A par da discussão da profundidade da proteção decorrente da aplicação da teoria concepcionista, efeito pragmático de sua adoção concreta é acarretar, automaticamente, a extinção do instituto afeito ao nascituro, o denominado natimorto.
Concebe-se como o natimorto, aquele ser humano que nasce morto, sem vida extra-uterina, assim, desprovido de personalidade jurídica, não obstante ter respaldo jurídico de seu nome, imagem e sepultura, conforme dispõe o Enunciado de n.º 01, da 1ª Jornada de Direito Civil: “Art. 2º: a proteção que o Código defere ao nascituro alcança o natimorto no que concerne aos direitos da personalidade, tais como nome, imagem e sepultura.”
Cumpre sublinhar desse enunciado, assim, que o natimorto ostenta a mesma proteção relativa aos direitos personalíssimos do nascituro, mediante a interpretação do art. 2º do CC/2002, ou seja, somente lhe são garantidos esses direitos.

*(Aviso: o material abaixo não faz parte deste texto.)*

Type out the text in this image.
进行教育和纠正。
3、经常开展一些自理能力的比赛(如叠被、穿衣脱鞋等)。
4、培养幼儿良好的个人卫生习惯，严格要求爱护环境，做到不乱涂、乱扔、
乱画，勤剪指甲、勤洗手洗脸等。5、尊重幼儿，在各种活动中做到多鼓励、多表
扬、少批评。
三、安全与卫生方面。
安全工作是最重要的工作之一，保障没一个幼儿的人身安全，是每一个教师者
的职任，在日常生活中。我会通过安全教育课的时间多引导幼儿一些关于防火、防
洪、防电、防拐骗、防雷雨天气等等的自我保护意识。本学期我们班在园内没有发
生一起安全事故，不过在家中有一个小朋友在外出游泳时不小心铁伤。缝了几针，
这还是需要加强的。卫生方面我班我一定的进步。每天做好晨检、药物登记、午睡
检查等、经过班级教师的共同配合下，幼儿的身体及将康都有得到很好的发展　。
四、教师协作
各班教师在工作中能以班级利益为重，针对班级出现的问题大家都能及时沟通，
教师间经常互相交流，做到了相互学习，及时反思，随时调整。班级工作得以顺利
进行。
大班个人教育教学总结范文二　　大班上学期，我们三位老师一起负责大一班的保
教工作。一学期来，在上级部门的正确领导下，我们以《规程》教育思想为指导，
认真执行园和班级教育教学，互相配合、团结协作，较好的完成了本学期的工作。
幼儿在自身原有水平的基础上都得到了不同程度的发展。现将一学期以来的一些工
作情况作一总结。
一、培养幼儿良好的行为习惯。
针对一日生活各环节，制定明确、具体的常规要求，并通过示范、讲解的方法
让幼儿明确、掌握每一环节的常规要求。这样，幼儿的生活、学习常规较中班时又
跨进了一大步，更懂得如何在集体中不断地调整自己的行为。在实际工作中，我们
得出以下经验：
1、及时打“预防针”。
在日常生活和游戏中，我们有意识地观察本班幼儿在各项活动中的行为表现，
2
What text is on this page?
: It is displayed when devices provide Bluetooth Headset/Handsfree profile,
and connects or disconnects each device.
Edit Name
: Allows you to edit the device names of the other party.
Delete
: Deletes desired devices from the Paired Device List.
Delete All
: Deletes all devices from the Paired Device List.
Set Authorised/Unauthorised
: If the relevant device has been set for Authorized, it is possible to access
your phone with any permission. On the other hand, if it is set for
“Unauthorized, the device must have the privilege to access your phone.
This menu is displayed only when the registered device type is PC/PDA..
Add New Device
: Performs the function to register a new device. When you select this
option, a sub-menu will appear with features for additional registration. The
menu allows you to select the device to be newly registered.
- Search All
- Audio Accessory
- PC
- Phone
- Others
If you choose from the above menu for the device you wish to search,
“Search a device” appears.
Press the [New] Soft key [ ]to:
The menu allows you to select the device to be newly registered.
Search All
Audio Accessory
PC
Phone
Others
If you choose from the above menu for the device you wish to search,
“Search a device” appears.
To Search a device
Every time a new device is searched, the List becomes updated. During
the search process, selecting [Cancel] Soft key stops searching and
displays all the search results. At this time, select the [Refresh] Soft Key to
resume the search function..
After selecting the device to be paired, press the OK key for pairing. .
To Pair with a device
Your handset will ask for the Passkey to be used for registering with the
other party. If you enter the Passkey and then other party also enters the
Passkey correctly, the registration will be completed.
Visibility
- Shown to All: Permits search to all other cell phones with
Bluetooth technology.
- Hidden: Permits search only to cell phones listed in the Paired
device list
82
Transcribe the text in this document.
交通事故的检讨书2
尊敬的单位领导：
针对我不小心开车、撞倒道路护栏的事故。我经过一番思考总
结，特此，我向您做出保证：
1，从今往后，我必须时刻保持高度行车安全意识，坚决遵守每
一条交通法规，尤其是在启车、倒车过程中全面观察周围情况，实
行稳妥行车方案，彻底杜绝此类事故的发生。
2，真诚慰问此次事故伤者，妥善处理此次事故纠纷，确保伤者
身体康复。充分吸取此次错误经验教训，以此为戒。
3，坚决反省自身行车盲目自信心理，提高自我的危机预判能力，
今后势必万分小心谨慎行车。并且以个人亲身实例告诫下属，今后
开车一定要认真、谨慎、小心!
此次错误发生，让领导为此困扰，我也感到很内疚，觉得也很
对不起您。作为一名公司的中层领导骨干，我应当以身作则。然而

Nessa vereda, como premissa lógica, cabe observar que, cronologicamente, o nascituro precede ao natimorto e, de acordo com essa tese concepcionista, tem a tutela legal de seus direitos desde a concepção, a qual garante os direitos da personalidade ao nascituro, que são, como observado, igualmente assegurados ao natimorto.
Assim, com a adoção da corrente concepcionista, a qual assegura ao nascituro todos os direitos da personalidade, tecnicamente estaria “morta” a figura do natimorto, uma vez que totalmente contida pelo espectro de manifestação maior irradiado por aquele, em virtude do fato de que o concebido é ente que no plano temporal, por óbvio, antecede ao natimorto – o qual somente se configura com o nascimento com morte, enquanto o nascituro existe desde a concepção.
Para ilustrar a relevância dessa conclusão acerca da extinção da figura do natimorto neste contexto, o Projeto de Lei Federal de n.º 5.171/2013, que tramita no Congresso Nacional, que pretende alterar o texto do § 1º do art. 53 da Lei de Registros Públicos (Lei de n.º 6.015/73), para estender aos natimortos o direito de constar em sua certidão de nascimento, seu nome e sobrenome, seria redundante, a se constituir em manejo injustificado da máquina legiferante, tendo em vista que o nascituro já é titular desse direito em comento.
Além disso, todas as discussões jurídicas relativas ao feto nascido morto, principalmente nos campos da sucessão e da responsabilidade civil, se qualificariam como inócuas, porquanto transferidas para o domínio do nascituro, bem como desnecessário qualquer tratamento legislativo acerca do natimorto.